We must assume that $\langle k \rangle \ne 0.$ When $n=1$ we know everything.
Certainly $\langle k^2\rangle \ge\langle k\rangle ^2.$ If $\langle k^2\rangle =\langle k\rangle ^2$ then the $k_i$ are all equal (to $\langle k \rangle$ ) and $\frac{\sum_{i=1}^{n} k_i x_i}{\sum_{i=1}^{n} k_i}=\langle x \rangle$ exactly. The same thing happens if all the $x_i$ are equal although we have no way of know from the given information if that is the case. Also knowing $\sum_{i=1}^{n} x_i^2$ would be helpful. Then $\sum_{i=1}^{n} k_i x_i=C\sqrt{\sum_{i=1}^{n} k_i^2\sum_{i=1}^{n} x_i^2}$ for some $0 \le C \le 1.$
In the special case that $n=3$, and $\langle k^2 \rangle=30$ we can figure that the $k_i$ are $1,2,5$ in some order (given that they are integers). I will ignore these number theoretic features and only assume that the $k_i$ are non-negative reals.

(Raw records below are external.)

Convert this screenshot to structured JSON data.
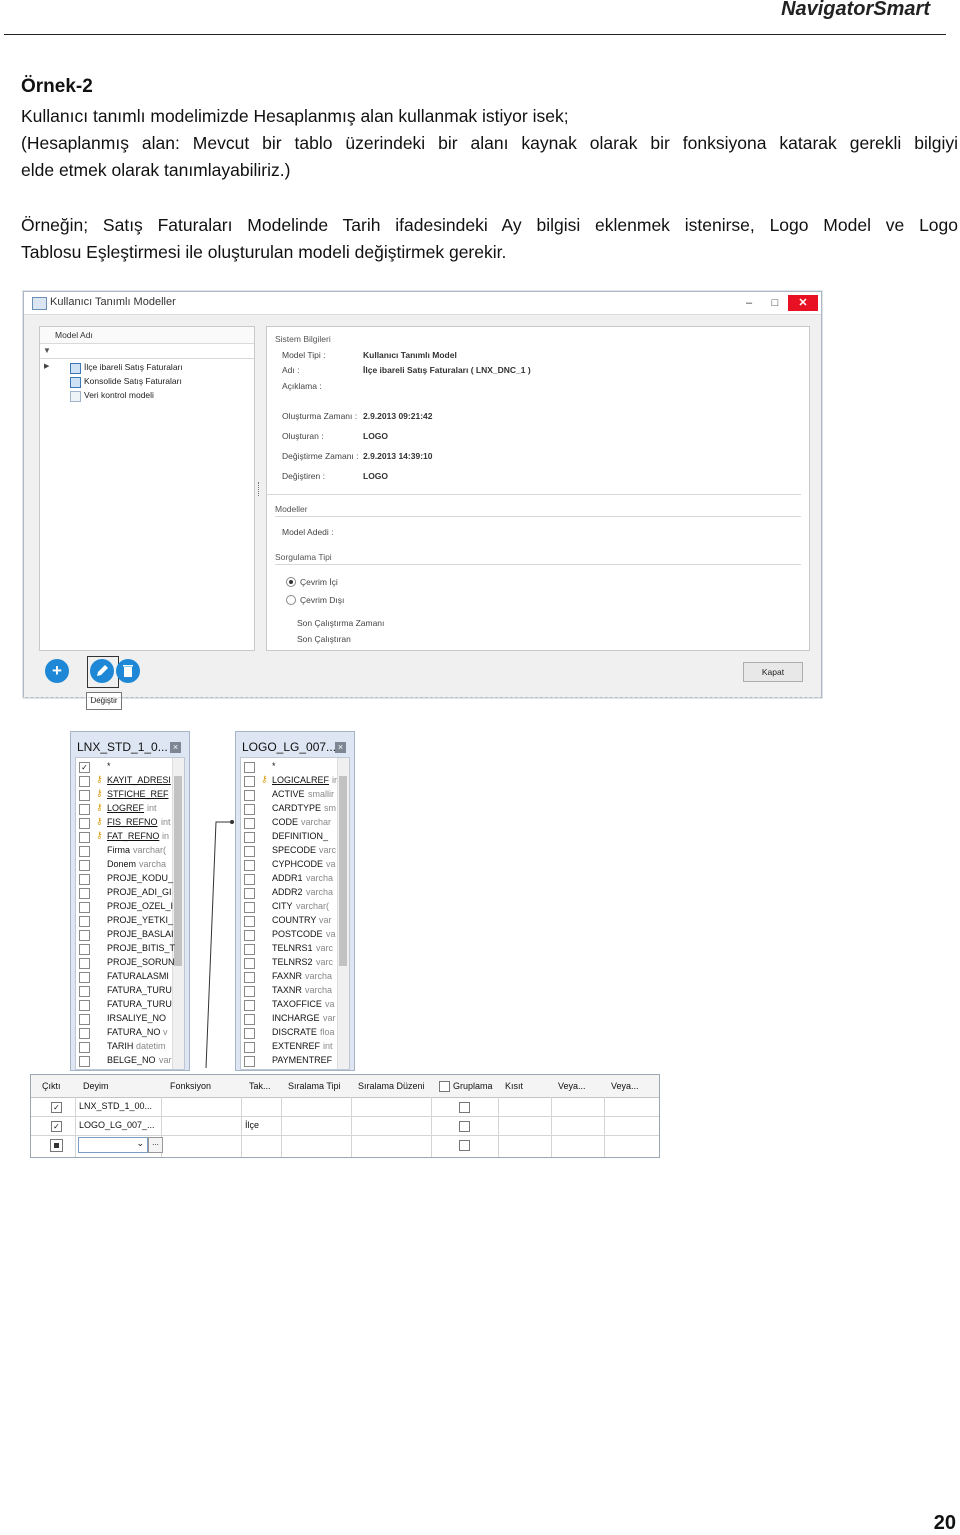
{
  "header": {
    "brand": "NavigatorSmart"
  },
  "doc": {
    "title": "Örnek-2",
    "line1": "Kullanıcı tanımlı modelimizde Hesaplanmış alan kullanmak istiyor isek;",
    "line2": "(Hesaplanmış alan: Mevcut bir tablo üzerindeki bir alanı kaynak olarak bir fonksiyona katarak gerekli bilgiyi",
    "line3": "elde etmek olarak tanımlayabiliriz.)",
    "para2_line1": "Örneğin; Satış Faturaları Modelinde Tarih ifadesindeki Ay bilgisi eklenmek istenirse, Logo Model ve Logo",
    "para2_line2": "Tablosu Eşleştirmesi ile oluşturulan modeli değiştirmek gerekir."
  },
  "dialog": {
    "title": "Kullanıcı Tanımlı Modeller",
    "window_buttons": {
      "minimize": "–",
      "maximize": "□",
      "close": "✕"
    },
    "model_list": {
      "header": "Model Adı",
      "filter_icon": "filter-icon",
      "items": [
        {
          "label": "İlçe ibareli Satış Faturaları"
        },
        {
          "label": "Konsolide Satış Faturaları"
        },
        {
          "label": "Veri kontrol modeli"
        }
      ]
    },
    "system_info": {
      "group_label": "Sistem Bilgileri",
      "model_type_label": "Model Tipi :",
      "model_type_value": "Kullanıcı Tanımlı Model",
      "name_label": "Adı :",
      "name_value": "İlçe ibareli Satış Faturaları ( LNX_DNC_1 )",
      "description_label": "Açıklama :",
      "created_time_label": "Oluşturma Zamanı :",
      "created_time_value": "2.9.2013 09:21:42",
      "created_by_label": "Oluşturan :",
      "created_by_value": "LOGO",
      "modified_time_label": "Değiştirme Zamanı :",
      "modified_time_value": "2.9.2013 14:39:10",
      "modified_by_label": "Değiştiren :",
      "modified_by_value": "LOGO"
    },
    "models_group": {
      "label": "Modeller",
      "count_label": "Model Adedi :"
    },
    "query_type": {
      "label": "Sorgulama Tipi",
      "option_online": "Çevrim İçi",
      "option_offline": "Çevrim Dışı",
      "last_run_time": "Son Çalıştırma Zamanı",
      "last_run_by": "Son Çalıştıran",
      "selected": "online"
    },
    "toolbar": {
      "add_icon": "plus-icon",
      "edit_icon": "pencil-icon",
      "delete_icon": "trash-icon",
      "edit_tooltip": "Değiştir",
      "close_label": "Kapat"
    }
  },
  "tables": [
    {
      "name": "LNX_STD_1_0...",
      "columns": [
        {
          "name": "*",
          "type": "",
          "key": false,
          "checked": true
        },
        {
          "name": "KAYIT_ADRESI",
          "type": "",
          "key": true,
          "checked": false
        },
        {
          "name": "STFICHE_REF",
          "type": "",
          "key": true,
          "checked": false
        },
        {
          "name": "LOGREF",
          "type": "int",
          "key": true,
          "checked": false
        },
        {
          "name": "FIS_REFNO",
          "type": "int",
          "key": true,
          "checked": false
        },
        {
          "name": "FAT_REFNO",
          "type": "in",
          "key": true,
          "checked": false
        },
        {
          "name": "Firma",
          "type": "varchar(",
          "key": false,
          "checked": false
        },
        {
          "name": "Donem",
          "type": "varcha",
          "key": false,
          "checked": false
        },
        {
          "name": "PROJE_KODU_",
          "type": "",
          "key": false,
          "checked": false
        },
        {
          "name": "PROJE_ADI_GI",
          "type": "",
          "key": false,
          "checked": false
        },
        {
          "name": "PROJE_OZEL_I",
          "type": "",
          "key": false,
          "checked": false
        },
        {
          "name": "PROJE_YETKI_",
          "type": "",
          "key": false,
          "checked": false
        },
        {
          "name": "PROJE_BASLAI",
          "type": "",
          "key": false,
          "checked": false
        },
        {
          "name": "PROJE_BITIS_T",
          "type": "",
          "key": false,
          "checked": false
        },
        {
          "name": "PROJE_SORUN",
          "type": "",
          "key": false,
          "checked": false
        },
        {
          "name": "FATURALASMI",
          "type": "",
          "key": false,
          "checked": false
        },
        {
          "name": "FATURA_TURU",
          "type": "",
          "key": false,
          "checked": false
        },
        {
          "name": "FATURA_TURU",
          "type": "",
          "key": false,
          "checked": false
        },
        {
          "name": "IRSALIYE_NO",
          "type": "",
          "key": false,
          "checked": false
        },
        {
          "name": "FATURA_NO",
          "type": "v",
          "key": false,
          "checked": false
        },
        {
          "name": "TARIH",
          "type": "datetim",
          "key": false,
          "checked": false
        },
        {
          "name": "BELGE_NO",
          "type": "var",
          "key": false,
          "checked": false
        }
      ]
    },
    {
      "name": "LOGO_LG_007...",
      "columns": [
        {
          "name": "*",
          "type": "",
          "key": false,
          "checked": false
        },
        {
          "name": "LOGICALREF",
          "type": "ir",
          "key": true,
          "checked": false
        },
        {
          "name": "ACTIVE",
          "type": "smallir",
          "key": false,
          "checked": false
        },
        {
          "name": "CARDTYPE",
          "type": "sm",
          "key": false,
          "checked": false
        },
        {
          "name": "CODE",
          "type": "varchar",
          "key": false,
          "checked": false
        },
        {
          "name": "DEFINITION_",
          "type": "",
          "key": false,
          "checked": false
        },
        {
          "name": "SPECODE",
          "type": "varc",
          "key": false,
          "checked": false
        },
        {
          "name": "CYPHCODE",
          "type": "va",
          "key": false,
          "checked": false
        },
        {
          "name": "ADDR1",
          "type": "varcha",
          "key": false,
          "checked": false
        },
        {
          "name": "ADDR2",
          "type": "varcha",
          "key": false,
          "checked": false
        },
        {
          "name": "CITY",
          "type": "varchar(",
          "key": false,
          "checked": false
        },
        {
          "name": "COUNTRY",
          "type": "var",
          "key": false,
          "checked": false
        },
        {
          "name": "POSTCODE",
          "type": "va",
          "key": false,
          "checked": false
        },
        {
          "name": "TELNRS1",
          "type": "varc",
          "key": false,
          "checked": false
        },
        {
          "name": "TELNRS2",
          "type": "varc",
          "key": false,
          "checked": false
        },
        {
          "name": "FAXNR",
          "type": "varcha",
          "key": false,
          "checked": false
        },
        {
          "name": "TAXNR",
          "type": "varcha",
          "key": false,
          "checked": false
        },
        {
          "name": "TAXOFFICE",
          "type": "va",
          "key": false,
          "checked": false
        },
        {
          "name": "INCHARGE",
          "type": "var",
          "key": false,
          "checked": false
        },
        {
          "name": "DISCRATE",
          "type": "floa",
          "key": false,
          "checked": false
        },
        {
          "name": "EXTENREF",
          "type": "int",
          "key": false,
          "checked": false
        },
        {
          "name": "PAYMENTREF",
          "type": "",
          "key": false,
          "checked": false
        }
      ]
    }
  ],
  "grid": {
    "headers": [
      "Çıktı",
      "Deyim",
      "Fonksiyon",
      "Tak...",
      "Sıralama Tipi",
      "Sıralama Düzeni",
      "Gruplama",
      "Kısıt",
      "Veya...",
      "Veya..."
    ],
    "rows": [
      {
        "output": true,
        "expression": "LNX_STD_1_00...",
        "alias": "",
        "grouping": false
      },
      {
        "output": true,
        "expression": "LOGO_LG_007_...",
        "alias": "İlçe",
        "grouping": false
      },
      {
        "output": false,
        "expression": "",
        "alias": "",
        "grouping": false
      }
    ],
    "new_row_button": "..."
  },
  "footer": {
    "page_number": "20"
  }
}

We may assume that $\max_i{x_i}=x_1.$ When $\langle k^2 \rangle \gt \langle k \rangle^2$ (i.e. the $k_i$ are not all equal) all we can say with the given information is that $0 \le \frac{\sum_{i=1}^{n} k_i x_i}{\sum_{i=1}^{n} k_i} \le x_1.$ Equality occurs when $k_1 \gt 0$ but $k_i=0$ for $i \gt 1.$ That only one of the $k_i$ is non-zero can be discovered from $\langle k^2 \rangle =n\langle k \rangle^2$ Now $\max_i{x_i} \le \sum_{i=1}^{n} x_i=n\langle x \rangle$ with equality when $x_i=0$ for $i \ge 2.$
Earlier Careless reading lead me to mention: If the $k_i$ are not all equal, and some of the $x_i$ can be negative, then nothing can be deduced. even if we actually know all of the $k_i.$ Let us assume that $k_2=k_1+\epsilon.$ Assume first that $n=2$. Then given desired values $\langle x \rangle=m$ and $\frac{\sum_{i=1}^{n} k_i x_i}{\sum_{i=1}^{n} k_i}=S$ we must take $x_1=m+\delta$ and $x_2=m-\delta$ for $\delta=\frac{(S-m)(2k_1+\epsilon)}{\epsilon}.$ For larger $n$ I can volunteer the extra information that $x_i=0$ for all $i \gt 2$ and adjust the formulas slightly.